Artist born in Havana, Cuba in 1968 and now residing in New York. Her large format photographs of fantastical narratives dramatize complex psychological states and identity. Mesa-Pelly carefully fabricates the environments in her photos, ranging from handcrafting the small bricks of a chimney to sewing the costumes her characters wear. Her use of theatrical lighting enhances the drama and brings her storytelling into surreal territory.
"In my work I create narratives that are woven together through the use of photography by examining fluctuations in identity and complex psychological states of being. Individually one body of work depicts protagonists situated in constructed locations such as shifting and collapsing living rooms, a chimney, a well, a cave, a pond, a tree stump and a forest.

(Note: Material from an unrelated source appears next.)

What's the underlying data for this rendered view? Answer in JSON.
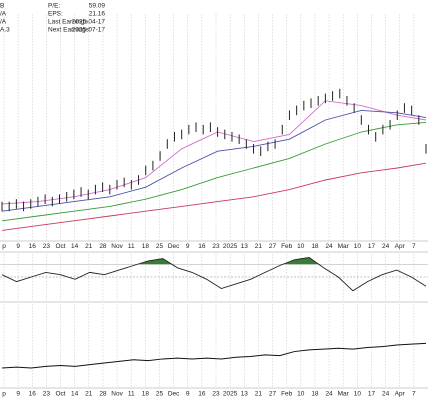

I'm interested in pushing the boundaries of believability within the construction of an environment and the documentation of completely fabricated events and pseudo landscapes, such as venturing into a well, contemplating the surface of a pond or engaging in an ‘outer world’ that undermines and questions the expectations of cultural constructs by offering a bucolic alternative. . . .
By incorporating wide-ranging subjects present in our everyday experiences such as animated stuffed toys, cartoonish violence and our fascination with UFO abductions and other paranormal phenomenon, I am able to draw attention to a certain kind of human condition present in contemporary society. A condition I believe that promotes neurosis due to confusion between embodied experience and idealized images. This state of fluctuation is conveyed in the photographs by reference and illusion rather than explicit statement."